António Costa: "É uma ilusão uma zona euro estável sem reforço de convergência"

O primeiro-ministro, em entrevista ao DN, revela um conjunto de prioridades bem diferentes das de Jean-Claude Juncker

António Costa não desvaloriza a agenda proposta por Jean-Claude Juncker, fala mesmo num "sinal positivo", mas nesta entrevista ao DN - que será editada na íntegra neste fim de semana - deixa cair que este tipo de ambição é natural e bem-vinda nestas ocasiões. "Os discursos do Estado da União são sempre marcados por um momento em que o presidente da Comissão procura vencer a capacidade de imaginar, libertar-se dos limites do razoável, para se fixar na vontade da ambição e acho que desse ponto de vista é um sinal positivo".

O primeiro-ministro olha ainda assim com alguma desconfiança para as propostas do luxemburguês, que é de uma família política diferente, o PPE. Costa considera que há um problema de estratégia e afirma que "não é possível lançarmo-nos em novas áreas sem consolidar aquilo que foi o projeto mais arrojado até agora idealizado pela União Europeia que é a união económica e monetária". Essa é a prioridade, até porque, no que toca à arquitetura da zona euro, nada do que esteve na origem da última crise está resolvido. "Mesmo estando os países a libertar-se do procedimento por défice excessivo, mesmo havendo uma melhor perspetiva em relação ao euro, os problemas dos pecados originais da criação do euro estão por resolver e têm de ser resolvidos."

Em São Bento, na varanda virada para os jardins onde decorreu a longa conversa com o DN, António Costa preferiu falar daquele que considera ser o tema essencial no atual momento da União: a convergência. "Não é possível termos a ilusão de que temos uma zona euro estável sem haver um reforço de convergência, e essa tem de ser a grande prioridade." E, mais uma vez, apontou notas positivas. "Há, hoje, sinais positivos, não só na atitude que o presidente Macron tem apresentado, na forma como o presidente Juncker se tem pronunciado e nos documentos da Comissão, como também, e muito importante, nas declarações que Angela Merkel fez recentemente numa conferência de imprensa no regresso de férias em que, apesar de estar no período eleitoral, pela primeira vez aceitou expressamente a existência de um orçamento da zona euro focado no investimento e visando suprir os défices de convergência." Só um orçamento robusto para a zona euro, argumenta o primeiro-ministro, pode ajudar a sustentar os caminhos da convergência entre economias ainda muito distantes. "O mais importante de tudo é podermos ter uma capacidade orçamental própria da zona euro que permita financiar a convergência económica e social entre as economias dos diferentes Estados membros."

"É esse o salto que tem dado", disse António Costa num outro passo da entrevista, retomando o tema e comentando duas das propostas ou ambições do presidente da Comissão - a existência de um ministro europeu da Economia e Finanças, alguém que faça um acompanhamento das reformas estruturais dos Estados membros, e uma zona euro com todos os Estados membros até 2019. "Devemos ter uma abordagem pragmática", avisa o primeiro-ministro português, acrescentando que "é cada vez mais difícil podermos coincidir todos para fazer tudo exatamente no mesmo tempo".

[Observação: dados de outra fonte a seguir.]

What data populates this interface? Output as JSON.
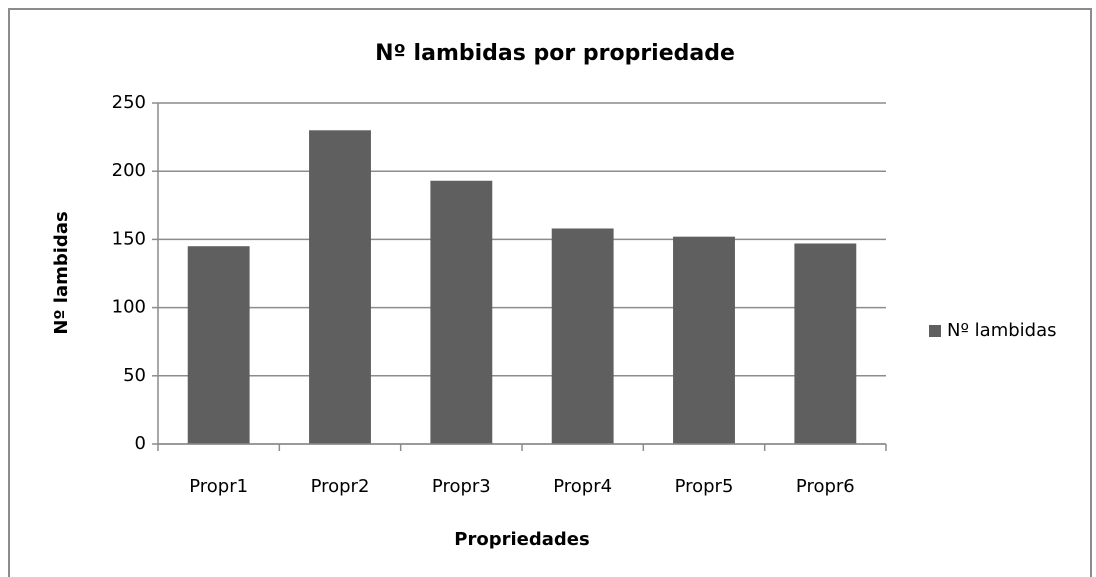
{
  "chart_data": {
    "type": "bar",
    "title": "Nº lambidas por propriedade",
    "x_label": "Propriedades",
    "y_label": "Nº lambidas",
    "categories": [
      "Propr1",
      "Propr2",
      "Propr3",
      "Propr4",
      "Propr5",
      "Propr6"
    ],
    "series": [
      {
        "name": "Nº lambidas",
        "color": "#5f5f5f",
        "values": [
          145,
          230,
          193,
          158,
          152,
          147
        ]
      }
    ],
    "ylim": [
      0,
      250
    ],
    "yticks": [
      0,
      50,
      100,
      150,
      200,
      250
    ],
    "grid": true,
    "legend": "right"
  }
}
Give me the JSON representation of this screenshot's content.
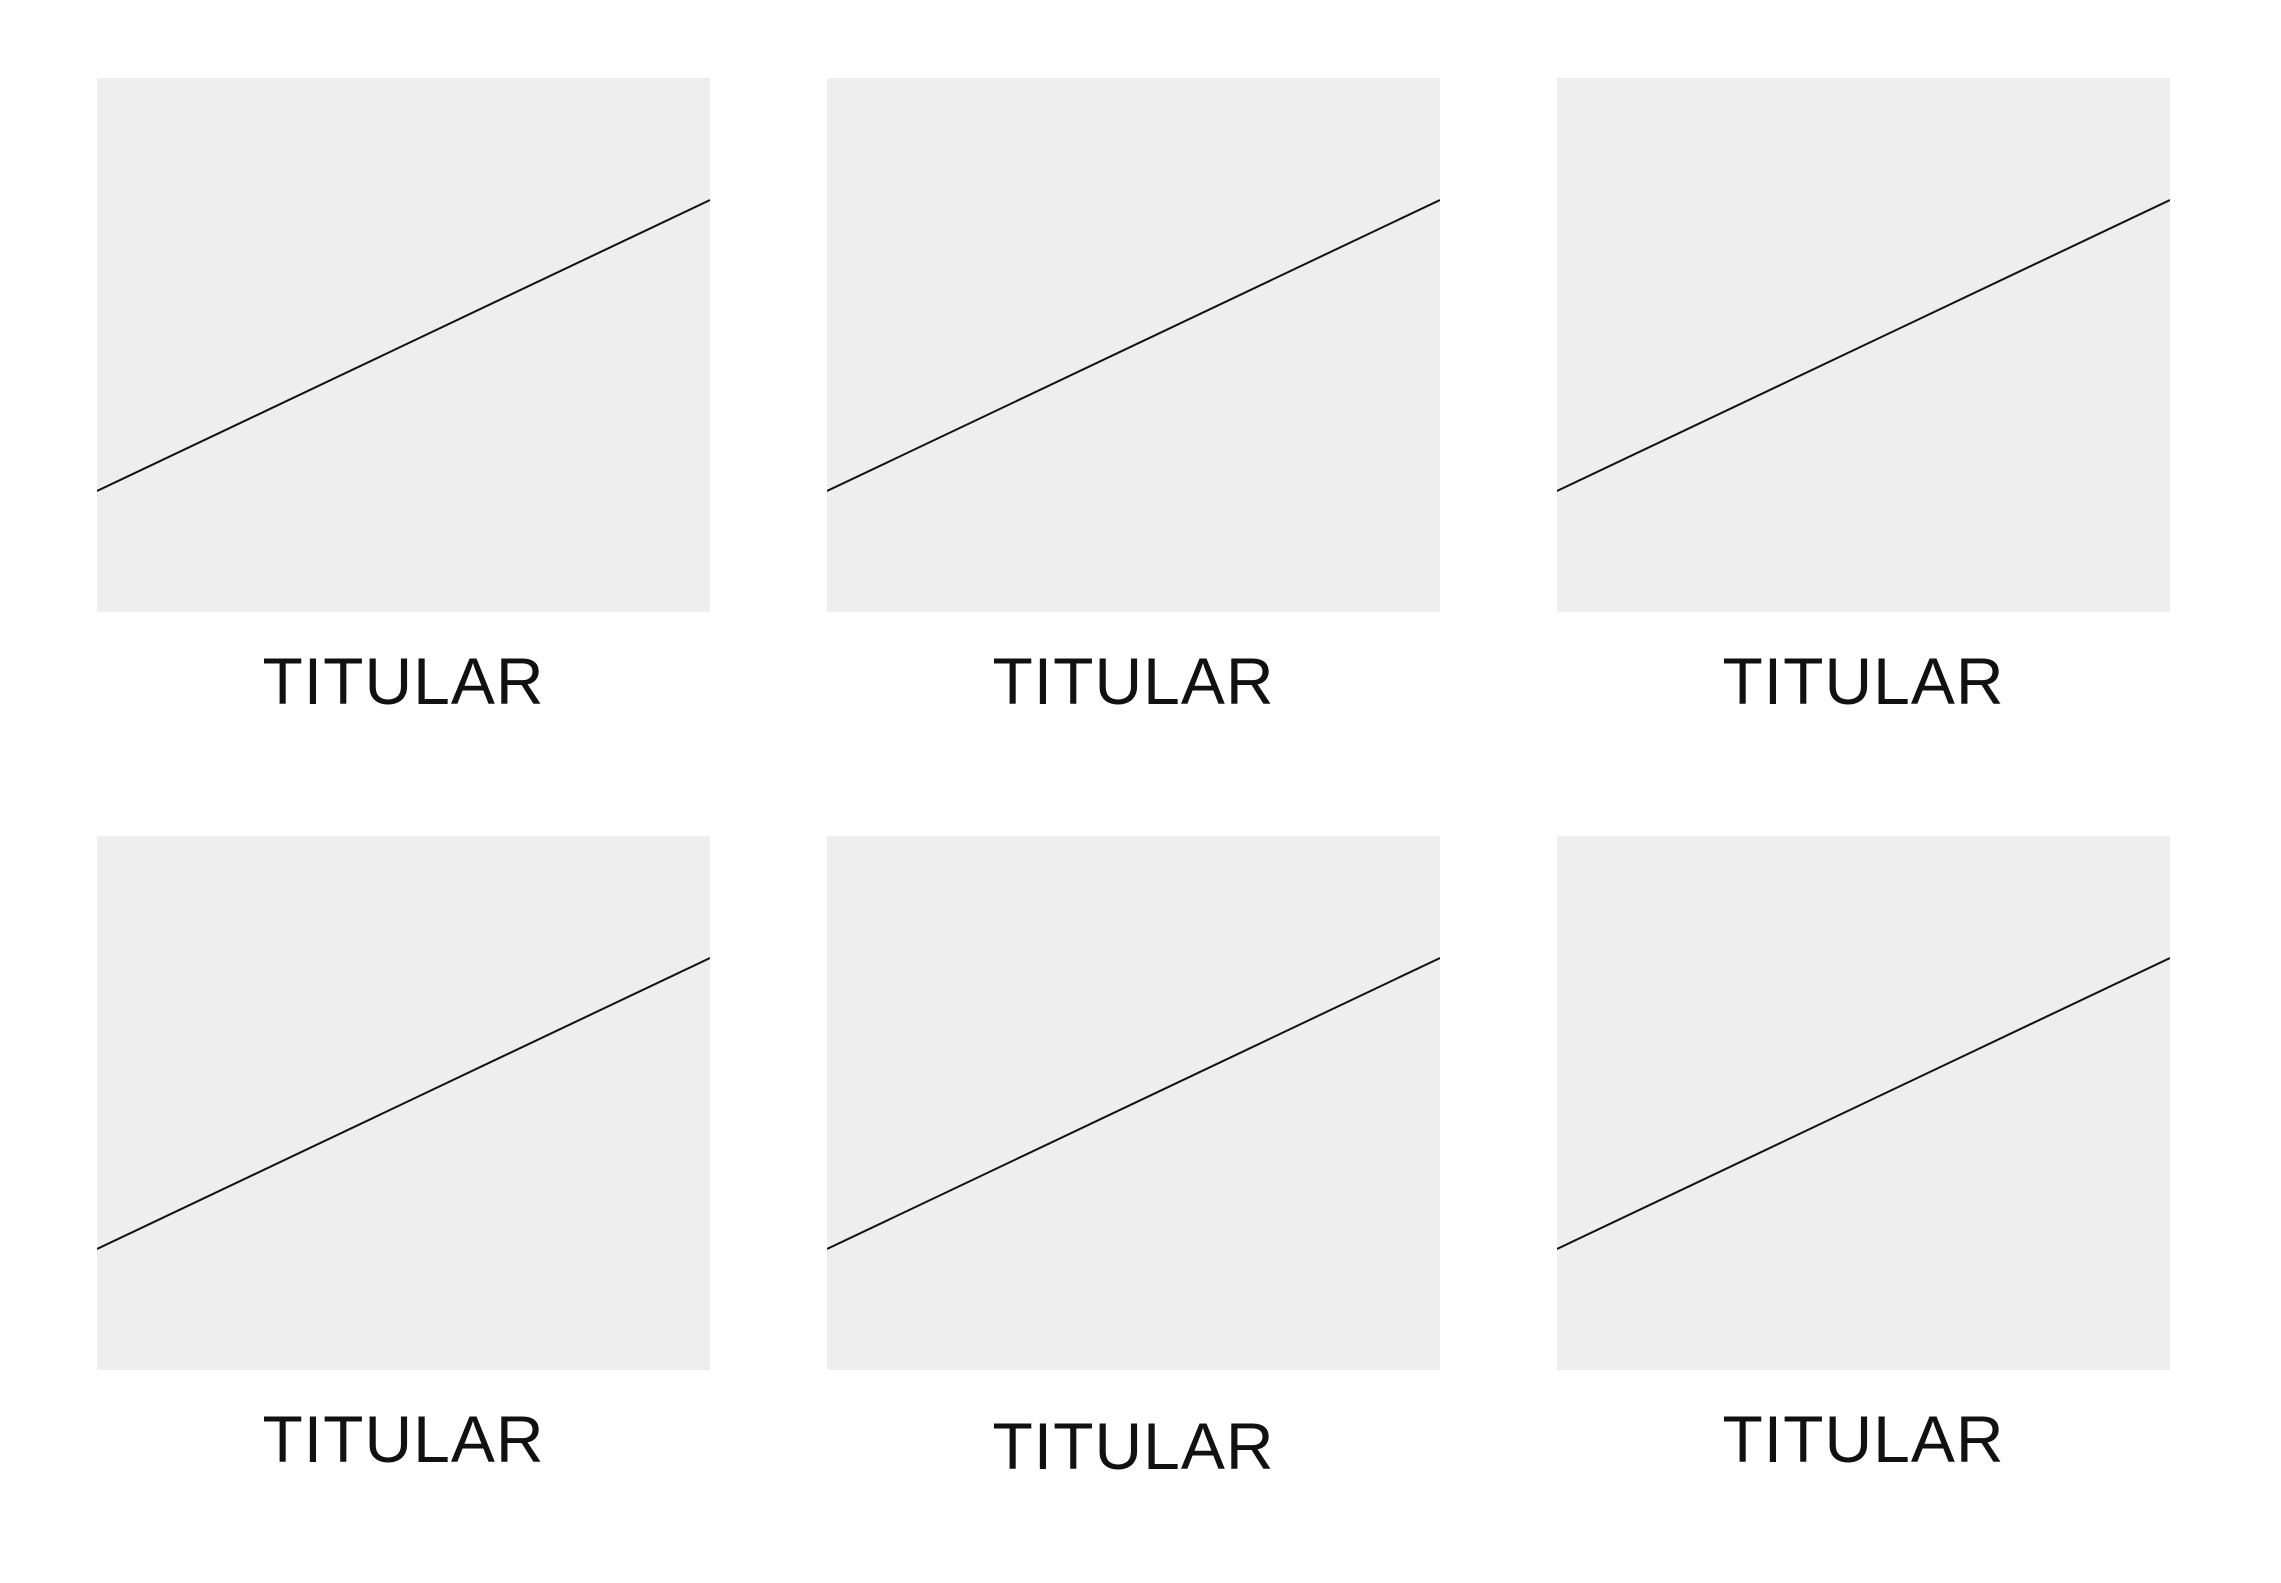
{
  "cards": [
    {
      "caption": "TITULAR",
      "image_icon": "image-placeholder-icon"
    },
    {
      "caption": "TITULAR",
      "image_icon": "image-placeholder-icon"
    },
    {
      "caption": "TITULAR",
      "image_icon": "image-placeholder-icon"
    },
    {
      "caption": "TITULAR",
      "image_icon": "image-placeholder-icon"
    },
    {
      "caption": "TITULAR",
      "image_icon": "image-placeholder-icon"
    },
    {
      "caption": "TITULAR",
      "image_icon": "image-placeholder-icon"
    }
  ],
  "colors": {
    "background": "#ffffff",
    "placeholder_fill": "#eeeeee",
    "line": "#111111",
    "text": "#111111"
  }
}
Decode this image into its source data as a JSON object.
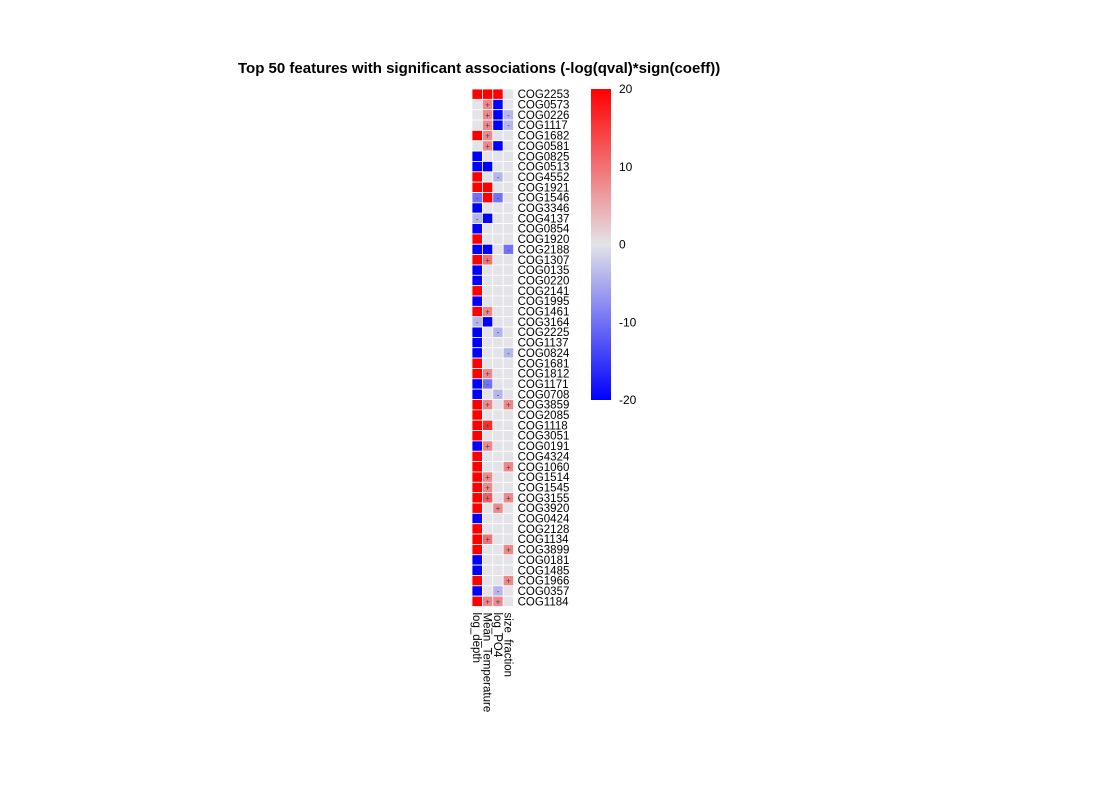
{
  "chart_data": {
    "type": "heatmap",
    "title": "Top 50 features with significant associations (-log(qval)*sign(coeff))",
    "columns": [
      "log_depth",
      "Mean_Temperature",
      "log_PO4",
      "size_fraction"
    ],
    "rows": [
      "COG2253",
      "COG0573",
      "COG0226",
      "COG1117",
      "COG1682",
      "COG0581",
      "COG0825",
      "COG0513",
      "COG4552",
      "COG1921",
      "COG1546",
      "COG3346",
      "COG4137",
      "COG0854",
      "COG1920",
      "COG2188",
      "COG1307",
      "COG0135",
      "COG0220",
      "COG2141",
      "COG1995",
      "COG1461",
      "COG3164",
      "COG2225",
      "COG1137",
      "COG0824",
      "COG1681",
      "COG1812",
      "COG1171",
      "COG0708",
      "COG3859",
      "COG2085",
      "COG1118",
      "COG3051",
      "COG0191",
      "COG4324",
      "COG1060",
      "COG1514",
      "COG1545",
      "COG3155",
      "COG3920",
      "COG0424",
      "COG2128",
      "COG1134",
      "COG3899",
      "COG0181",
      "COG1485",
      "COG1966",
      "COG0357",
      "COG1184"
    ],
    "values": [
      [
        20,
        20,
        20,
        0
      ],
      [
        0,
        8,
        -20,
        0
      ],
      [
        0,
        8,
        -20,
        -4
      ],
      [
        0,
        8,
        -20,
        -4
      ],
      [
        20,
        8,
        0,
        0
      ],
      [
        0,
        8,
        -20,
        0
      ],
      [
        -20,
        0,
        0,
        0
      ],
      [
        -20,
        -20,
        0,
        0
      ],
      [
        20,
        0,
        -4,
        0
      ],
      [
        20,
        20,
        0,
        0
      ],
      [
        -10,
        20,
        -10,
        0
      ],
      [
        -20,
        0,
        0,
        0
      ],
      [
        -4,
        -20,
        0,
        0
      ],
      [
        -20,
        0,
        0,
        0
      ],
      [
        20,
        0,
        0,
        0
      ],
      [
        -20,
        -20,
        0,
        -10
      ],
      [
        20,
        10,
        0,
        0
      ],
      [
        -20,
        0,
        0,
        0
      ],
      [
        -20,
        0,
        0,
        0
      ],
      [
        20,
        0,
        0,
        0
      ],
      [
        -20,
        0,
        0,
        0
      ],
      [
        20,
        8,
        0,
        0
      ],
      [
        -4,
        -20,
        0,
        0
      ],
      [
        -20,
        0,
        -4,
        0
      ],
      [
        -20,
        0,
        0,
        0
      ],
      [
        -20,
        0,
        0,
        -4
      ],
      [
        20,
        0,
        0,
        0
      ],
      [
        20,
        8,
        0,
        0
      ],
      [
        -20,
        -10,
        0,
        0
      ],
      [
        -20,
        0,
        -4,
        0
      ],
      [
        20,
        8,
        0,
        8
      ],
      [
        20,
        0,
        0,
        0
      ],
      [
        20,
        16,
        0,
        0
      ],
      [
        20,
        0,
        0,
        0
      ],
      [
        -20,
        8,
        0,
        0
      ],
      [
        20,
        0,
        0,
        0
      ],
      [
        20,
        0,
        0,
        8
      ],
      [
        20,
        8,
        0,
        0
      ],
      [
        20,
        8,
        0,
        0
      ],
      [
        20,
        12,
        0,
        8
      ],
      [
        20,
        0,
        8,
        0
      ],
      [
        -20,
        0,
        0,
        0
      ],
      [
        20,
        0,
        0,
        0
      ],
      [
        20,
        10,
        0,
        0
      ],
      [
        20,
        0,
        0,
        8
      ],
      [
        -20,
        0,
        0,
        0
      ],
      [
        -20,
        0,
        0,
        0
      ],
      [
        20,
        0,
        0,
        8
      ],
      [
        -20,
        0,
        -4,
        0
      ],
      [
        20,
        8,
        8,
        0
      ]
    ],
    "marks": [
      [
        "",
        "",
        "",
        ""
      ],
      [
        "",
        "+",
        "",
        ""
      ],
      [
        "",
        "+",
        "",
        "-"
      ],
      [
        "",
        "+",
        "",
        "-"
      ],
      [
        "",
        "+",
        "",
        ""
      ],
      [
        "",
        "+",
        "",
        ""
      ],
      [
        "",
        "",
        "",
        ""
      ],
      [
        "",
        "",
        "",
        ""
      ],
      [
        "",
        "",
        "-",
        ""
      ],
      [
        "",
        "",
        "",
        ""
      ],
      [
        "-",
        "",
        "-",
        ""
      ],
      [
        "",
        "",
        "",
        ""
      ],
      [
        "-",
        "",
        "",
        ""
      ],
      [
        "",
        "",
        "",
        ""
      ],
      [
        "",
        "",
        "",
        ""
      ],
      [
        "",
        "",
        "",
        "-"
      ],
      [
        "",
        "+",
        "",
        ""
      ],
      [
        "",
        "",
        "",
        ""
      ],
      [
        "",
        "",
        "",
        ""
      ],
      [
        "",
        "",
        "",
        ""
      ],
      [
        "",
        "",
        "",
        ""
      ],
      [
        "",
        "+",
        "",
        ""
      ],
      [
        "-",
        "",
        "",
        ""
      ],
      [
        "",
        "",
        "-",
        ""
      ],
      [
        "",
        "",
        "",
        ""
      ],
      [
        "",
        "",
        "",
        "-"
      ],
      [
        "",
        "",
        "",
        ""
      ],
      [
        "",
        "+",
        "",
        ""
      ],
      [
        "",
        "-",
        "",
        ""
      ],
      [
        "",
        "",
        "-",
        ""
      ],
      [
        "",
        "+",
        "",
        "+"
      ],
      [
        "",
        "",
        "",
        ""
      ],
      [
        "",
        "+",
        "",
        ""
      ],
      [
        "",
        "",
        "",
        ""
      ],
      [
        "",
        "+",
        "",
        ""
      ],
      [
        "",
        "",
        "",
        ""
      ],
      [
        "",
        "",
        "",
        "+"
      ],
      [
        "",
        "+",
        "",
        ""
      ],
      [
        "",
        "+",
        "",
        ""
      ],
      [
        "",
        "+",
        "",
        "+"
      ],
      [
        "",
        "",
        "+",
        ""
      ],
      [
        "",
        "",
        "",
        ""
      ],
      [
        "",
        "",
        "",
        ""
      ],
      [
        "",
        "+",
        "",
        ""
      ],
      [
        "",
        "",
        "",
        "+"
      ],
      [
        "",
        "",
        "",
        ""
      ],
      [
        "",
        "",
        "",
        ""
      ],
      [
        "",
        "",
        "",
        "+"
      ],
      [
        "",
        "",
        "-",
        ""
      ],
      [
        "",
        "+",
        "+",
        ""
      ]
    ],
    "legend": {
      "position": "right",
      "min": -20,
      "max": 20,
      "ticks": [
        "20",
        "10",
        "0",
        "-10",
        "-20"
      ]
    },
    "colors": {
      "low": "#0000ff",
      "mid": "#e3e3e8",
      "high": "#ff0000",
      "grid": "#ffffff"
    }
  }
}
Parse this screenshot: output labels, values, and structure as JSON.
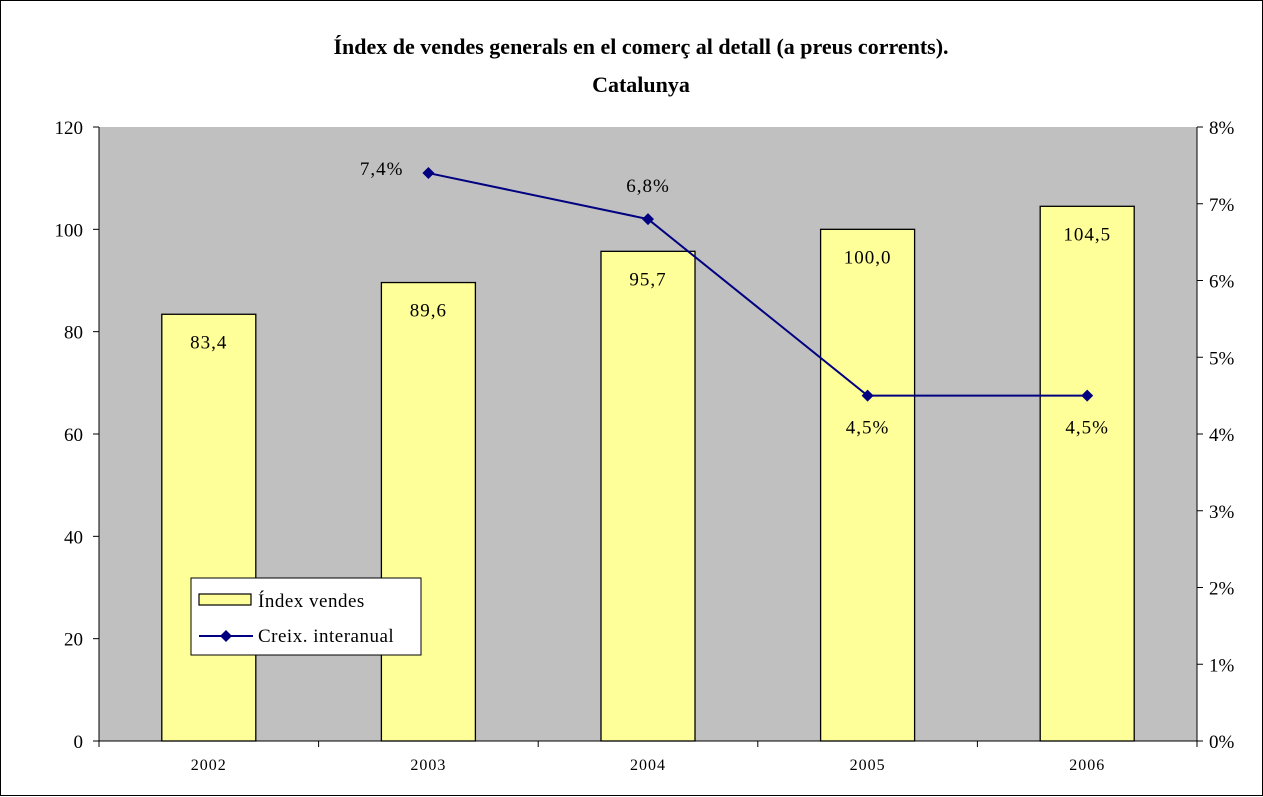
{
  "chart_data": {
    "type": "bar",
    "title": "Índex de vendes generals en el comerç al detall (a preus corrents).",
    "subtitle": "Catalunya",
    "categories": [
      "2002",
      "2003",
      "2004",
      "2005",
      "2006"
    ],
    "series": [
      {
        "name": "Índex vendes",
        "type": "bar",
        "axis": "left",
        "values": [
          83.4,
          89.6,
          95.7,
          100.0,
          104.5
        ],
        "labels": [
          "83,4",
          "89,6",
          "95,7",
          "100,0",
          "104,5"
        ],
        "color": "#ffff99"
      },
      {
        "name": "Creix. interanual",
        "type": "line",
        "axis": "right",
        "values": [
          null,
          7.4,
          6.8,
          4.5,
          4.5
        ],
        "labels": [
          "",
          "7,4%",
          "6,8%",
          "4,5%",
          "4,5%"
        ],
        "color": "#000080"
      }
    ],
    "y_left": {
      "ylim": [
        0,
        120
      ],
      "ticks": [
        "0",
        "20",
        "40",
        "60",
        "80",
        "100",
        "120"
      ]
    },
    "y_right": {
      "ylim": [
        0,
        8
      ],
      "ticks": [
        "0%",
        "1%",
        "2%",
        "3%",
        "4%",
        "5%",
        "6%",
        "7%",
        "8%"
      ]
    },
    "plot_background": "#c0c0c0",
    "grid": false,
    "legend": "bottom-left"
  }
}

À insistência na pergunta sobre a ideia de juntar todos os Estados sob a mesma moeda, Costa - o dono do tal "otimismo por vezes irritante", na opinião de Marcelo - responde com algum ceticismo. "Se me pergunta se acho provável, não acho provável. O que acho essencial relativamente à zona euro é que ela seja reformada e seja completada. Desde logo fazendo o que está por concluir, no caso a união bancária, dotando-a de instrumentos que a crise demonstrou serem essenciais para prevenir as crises e para lhes responder." Aliás, António Costa relembra que, na zona euro, só está quem quer e que essa foi a fórmula certa para contornar a lentidão dos consensos. "As experiências que tivemos com a zona Schengen ou com o euro, soluções com base em geometria variável, mostraram que foi a forma de podermos avançar sem violentar as vontades democráticas de quem quer que seja, mas também sem ficarmos todos paralisados à espera de termos uma vontade comum."

Quanto à proposta de ter um ministro europeu da Economia e das Finanças, o primeiro-ministro deixa algumas questões: "Vamos ter um orçamento próprio da zona euro? Para que é que vai ser esse orçamento? Como é que se financia esse orçamento? Em função disso teremos de ver quais são as instituições que temos de ter para que isso exista. Agora, começar a discutir as instituições antes de se saber o que é que queremos fazer..." É a velha história da carroça e dos bois.